Se Biscardi chiede di votare la figlia (e Alemanno) è uno scandalo. Se lo fa Franceschini è normale…

22 Mag 2013 10:49 - di Luca Maurelli

«Sì, sono la figlia di Aldo Biscardi, e quindi?». Lo “sgup”, per dirla proprio alla Biscardi, è del quotidiano Il Fatto che – pensate un po’ –  ha scoperto che la figlia del popolare giornalista porta il nome del padre. E si candida nella lista civica a sostegno di Gianni Alemanno. Informazioni sensibili attinte da fonti riservatissime da agenti-cronisti della Spectre all’amatriciana capaci di violare i muri di gomma dell’anagrafe, di Google, delle liste segretissime appese alle pareti del Campidoglio. Uno “sgup” paragonabile a quella della finta agenda rossa di Borsellino (ma era un parasole!) filmata sul luogo della strage, proposta dai giornali di sinistra come una rivelazione sensazionale e poi rivelatasi una bufala clamorosa. Capita.

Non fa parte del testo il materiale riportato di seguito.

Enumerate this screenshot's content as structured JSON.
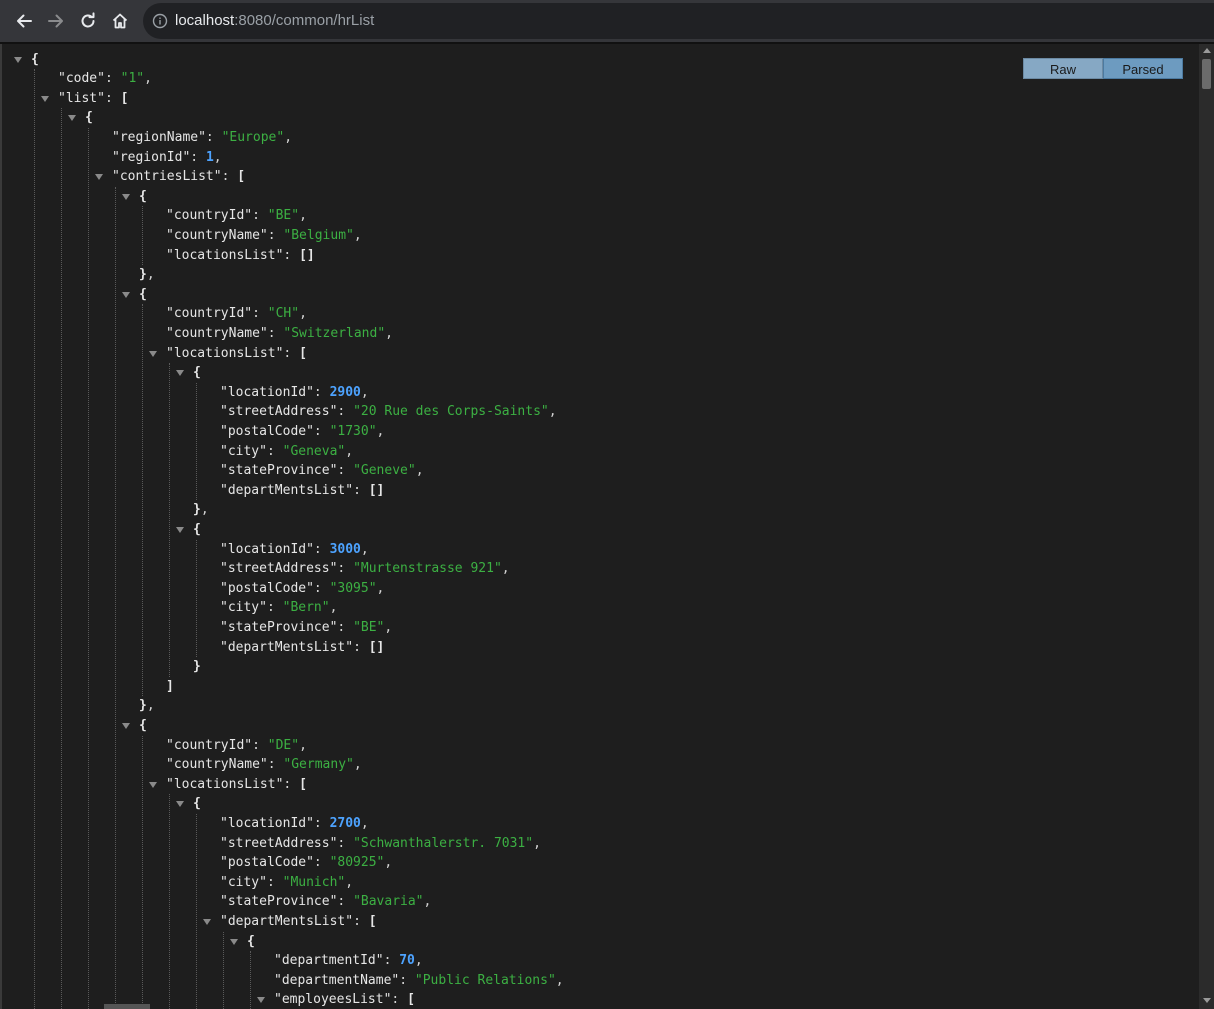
{
  "browser": {
    "url_host": "localhost",
    "url_rest": ":8080/common/hrList"
  },
  "view_switch": {
    "raw_label": "Raw",
    "parsed_label": "Parsed"
  },
  "json_lines": [
    {
      "d": 0,
      "t": true,
      "parts": [
        [
          "b",
          "{"
        ]
      ]
    },
    {
      "d": 1,
      "parts": [
        [
          "k",
          "\"code\""
        ],
        [
          "p",
          ": "
        ],
        [
          "s",
          "\"1\""
        ],
        [
          "p",
          ","
        ]
      ]
    },
    {
      "d": 1,
      "t": true,
      "parts": [
        [
          "k",
          "\"list\""
        ],
        [
          "p",
          ": "
        ],
        [
          "b",
          "["
        ]
      ]
    },
    {
      "d": 2,
      "t": true,
      "parts": [
        [
          "b",
          "{"
        ]
      ]
    },
    {
      "d": 3,
      "parts": [
        [
          "k",
          "\"regionName\""
        ],
        [
          "p",
          ": "
        ],
        [
          "s",
          "\"Europe\""
        ],
        [
          "p",
          ","
        ]
      ]
    },
    {
      "d": 3,
      "parts": [
        [
          "k",
          "\"regionId\""
        ],
        [
          "p",
          ": "
        ],
        [
          "n",
          "1"
        ],
        [
          "p",
          ","
        ]
      ]
    },
    {
      "d": 3,
      "t": true,
      "parts": [
        [
          "k",
          "\"contriesList\""
        ],
        [
          "p",
          ": "
        ],
        [
          "b",
          "["
        ]
      ]
    },
    {
      "d": 4,
      "t": true,
      "parts": [
        [
          "b",
          "{"
        ]
      ]
    },
    {
      "d": 5,
      "parts": [
        [
          "k",
          "\"countryId\""
        ],
        [
          "p",
          ": "
        ],
        [
          "s",
          "\"BE\""
        ],
        [
          "p",
          ","
        ]
      ]
    },
    {
      "d": 5,
      "parts": [
        [
          "k",
          "\"countryName\""
        ],
        [
          "p",
          ": "
        ],
        [
          "s",
          "\"Belgium\""
        ],
        [
          "p",
          ","
        ]
      ]
    },
    {
      "d": 5,
      "parts": [
        [
          "k",
          "\"locationsList\""
        ],
        [
          "p",
          ": "
        ],
        [
          "b",
          "[]"
        ]
      ]
    },
    {
      "d": 4,
      "parts": [
        [
          "b",
          "}"
        ],
        [
          "p",
          ","
        ]
      ]
    },
    {
      "d": 4,
      "t": true,
      "parts": [
        [
          "b",
          "{"
        ]
      ]
    },
    {
      "d": 5,
      "parts": [
        [
          "k",
          "\"countryId\""
        ],
        [
          "p",
          ": "
        ],
        [
          "s",
          "\"CH\""
        ],
        [
          "p",
          ","
        ]
      ]
    },
    {
      "d": 5,
      "parts": [
        [
          "k",
          "\"countryName\""
        ],
        [
          "p",
          ": "
        ],
        [
          "s",
          "\"Switzerland\""
        ],
        [
          "p",
          ","
        ]
      ]
    },
    {
      "d": 5,
      "t": true,
      "parts": [
        [
          "k",
          "\"locationsList\""
        ],
        [
          "p",
          ": "
        ],
        [
          "b",
          "["
        ]
      ]
    },
    {
      "d": 6,
      "t": true,
      "parts": [
        [
          "b",
          "{"
        ]
      ]
    },
    {
      "d": 7,
      "parts": [
        [
          "k",
          "\"locationId\""
        ],
        [
          "p",
          ": "
        ],
        [
          "n",
          "2900"
        ],
        [
          "p",
          ","
        ]
      ]
    },
    {
      "d": 7,
      "parts": [
        [
          "k",
          "\"streetAddress\""
        ],
        [
          "p",
          ": "
        ],
        [
          "s",
          "\"20 Rue des Corps-Saints\""
        ],
        [
          "p",
          ","
        ]
      ]
    },
    {
      "d": 7,
      "parts": [
        [
          "k",
          "\"postalCode\""
        ],
        [
          "p",
          ": "
        ],
        [
          "s",
          "\"1730\""
        ],
        [
          "p",
          ","
        ]
      ]
    },
    {
      "d": 7,
      "parts": [
        [
          "k",
          "\"city\""
        ],
        [
          "p",
          ": "
        ],
        [
          "s",
          "\"Geneva\""
        ],
        [
          "p",
          ","
        ]
      ]
    },
    {
      "d": 7,
      "parts": [
        [
          "k",
          "\"stateProvince\""
        ],
        [
          "p",
          ": "
        ],
        [
          "s",
          "\"Geneve\""
        ],
        [
          "p",
          ","
        ]
      ]
    },
    {
      "d": 7,
      "parts": [
        [
          "k",
          "\"departMentsList\""
        ],
        [
          "p",
          ": "
        ],
        [
          "b",
          "[]"
        ]
      ]
    },
    {
      "d": 6,
      "parts": [
        [
          "b",
          "}"
        ],
        [
          "p",
          ","
        ]
      ]
    },
    {
      "d": 6,
      "t": true,
      "parts": [
        [
          "b",
          "{"
        ]
      ]
    },
    {
      "d": 7,
      "parts": [
        [
          "k",
          "\"locationId\""
        ],
        [
          "p",
          ": "
        ],
        [
          "n",
          "3000"
        ],
        [
          "p",
          ","
        ]
      ]
    },
    {
      "d": 7,
      "parts": [
        [
          "k",
          "\"streetAddress\""
        ],
        [
          "p",
          ": "
        ],
        [
          "s",
          "\"Murtenstrasse 921\""
        ],
        [
          "p",
          ","
        ]
      ]
    },
    {
      "d": 7,
      "parts": [
        [
          "k",
          "\"postalCode\""
        ],
        [
          "p",
          ": "
        ],
        [
          "s",
          "\"3095\""
        ],
        [
          "p",
          ","
        ]
      ]
    },
    {
      "d": 7,
      "parts": [
        [
          "k",
          "\"city\""
        ],
        [
          "p",
          ": "
        ],
        [
          "s",
          "\"Bern\""
        ],
        [
          "p",
          ","
        ]
      ]
    },
    {
      "d": 7,
      "parts": [
        [
          "k",
          "\"stateProvince\""
        ],
        [
          "p",
          ": "
        ],
        [
          "s",
          "\"BE\""
        ],
        [
          "p",
          ","
        ]
      ]
    },
    {
      "d": 7,
      "parts": [
        [
          "k",
          "\"departMentsList\""
        ],
        [
          "p",
          ": "
        ],
        [
          "b",
          "[]"
        ]
      ]
    },
    {
      "d": 6,
      "parts": [
        [
          "b",
          "}"
        ]
      ]
    },
    {
      "d": 5,
      "parts": [
        [
          "b",
          "]"
        ]
      ]
    },
    {
      "d": 4,
      "parts": [
        [
          "b",
          "}"
        ],
        [
          "p",
          ","
        ]
      ]
    },
    {
      "d": 4,
      "t": true,
      "parts": [
        [
          "b",
          "{"
        ]
      ]
    },
    {
      "d": 5,
      "parts": [
        [
          "k",
          "\"countryId\""
        ],
        [
          "p",
          ": "
        ],
        [
          "s",
          "\"DE\""
        ],
        [
          "p",
          ","
        ]
      ]
    },
    {
      "d": 5,
      "parts": [
        [
          "k",
          "\"countryName\""
        ],
        [
          "p",
          ": "
        ],
        [
          "s",
          "\"Germany\""
        ],
        [
          "p",
          ","
        ]
      ]
    },
    {
      "d": 5,
      "t": true,
      "parts": [
        [
          "k",
          "\"locationsList\""
        ],
        [
          "p",
          ": "
        ],
        [
          "b",
          "["
        ]
      ]
    },
    {
      "d": 6,
      "t": true,
      "parts": [
        [
          "b",
          "{"
        ]
      ]
    },
    {
      "d": 7,
      "parts": [
        [
          "k",
          "\"locationId\""
        ],
        [
          "p",
          ": "
        ],
        [
          "n",
          "2700"
        ],
        [
          "p",
          ","
        ]
      ]
    },
    {
      "d": 7,
      "parts": [
        [
          "k",
          "\"streetAddress\""
        ],
        [
          "p",
          ": "
        ],
        [
          "s",
          "\"Schwanthalerstr. 7031\""
        ],
        [
          "p",
          ","
        ]
      ]
    },
    {
      "d": 7,
      "parts": [
        [
          "k",
          "\"postalCode\""
        ],
        [
          "p",
          ": "
        ],
        [
          "s",
          "\"80925\""
        ],
        [
          "p",
          ","
        ]
      ]
    },
    {
      "d": 7,
      "parts": [
        [
          "k",
          "\"city\""
        ],
        [
          "p",
          ": "
        ],
        [
          "s",
          "\"Munich\""
        ],
        [
          "p",
          ","
        ]
      ]
    },
    {
      "d": 7,
      "parts": [
        [
          "k",
          "\"stateProvince\""
        ],
        [
          "p",
          ": "
        ],
        [
          "s",
          "\"Bavaria\""
        ],
        [
          "p",
          ","
        ]
      ]
    },
    {
      "d": 7,
      "t": true,
      "parts": [
        [
          "k",
          "\"departMentsList\""
        ],
        [
          "p",
          ": "
        ],
        [
          "b",
          "["
        ]
      ]
    },
    {
      "d": 8,
      "t": true,
      "parts": [
        [
          "b",
          "{"
        ]
      ]
    },
    {
      "d": 9,
      "parts": [
        [
          "k",
          "\"departmentId\""
        ],
        [
          "p",
          ": "
        ],
        [
          "n",
          "70"
        ],
        [
          "p",
          ","
        ]
      ]
    },
    {
      "d": 9,
      "parts": [
        [
          "k",
          "\"departmentName\""
        ],
        [
          "p",
          ": "
        ],
        [
          "s",
          "\"Public Relations\""
        ],
        [
          "p",
          ","
        ]
      ]
    },
    {
      "d": 9,
      "t": true,
      "parts": [
        [
          "k",
          "\"employeesList\""
        ],
        [
          "p",
          ": "
        ],
        [
          "b",
          "["
        ]
      ]
    }
  ]
}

La notizia della candidatura della figlia del “rosso” animatore del Processo del Lunedì, Antonella Biscardi, era altrettanto appetitosa per il quotidiano di Travaglio e company, che l’ha addirittura intervistata, ironizzando sul fatto che Aldone avesse fatto ammesso che in giro si doveva sapere che fosse sua figlia, “altrimenti chi la vota?”. A parte la sincerità e un profilo non in linea con l’intellighentia di sinistra che frequenta il giro delle marchette tv da Fazio e dalla Dandini, Biscardi ha soprattutto la colpa di essere amico personale di Berlusconi e di raccogliere le sue confidenze segrete, che poi puntualmente rivela in tv. Come quella sull’addio del tecnico Allegri al Milan, che a sinistra viene letto come l’ennesimo atto di prevaricazione del Cavaliere, una sorta di Allegricidio. Ma le colpe dei padri ricadono sui figli? Sì. Anche perché la povera Antonella di colpe ne ha altrettante, almeno tre, più o meno le stesse di Aldo: portare il cognome del padre, sostenere Alemanno ed avere lo stesso Dna di una amico del Cavaliere.

La raccomandazione un po’ nepotistica, dunque, indigna molto a sinistra, ma solo quando è di destra. Perché sullo stesso quotidiano (e tantomeno sugli altri di area più o meno contigua) non c’è una sola riga sull’sms che il big del Pd, Dario Franceschini, sta facendo circolare tra gli elettori capitolini: «Caro amico, se voti a Roma posso proporti di dare la preferenza a Michela di Biase, la mia compagna, che si candida in consiglio comunale? Dario», è il testo del messaggio rivelato da un sito di gossip politico. Nulla, sul Fatto, neanche sulle raccomandazioni svelate dal Corriere della Sera e di cui è stato protagonista Luigi Zanda il nemico numero uno del Cavaliere tra le file del Pd. Qualche anno fa, lettera canta, Zanda chiedeva al presidente dell’Ama di favorire l’assunzione di un amico. Nel segno del più classico dei rituali italiani, il “Mi manda Zandone”.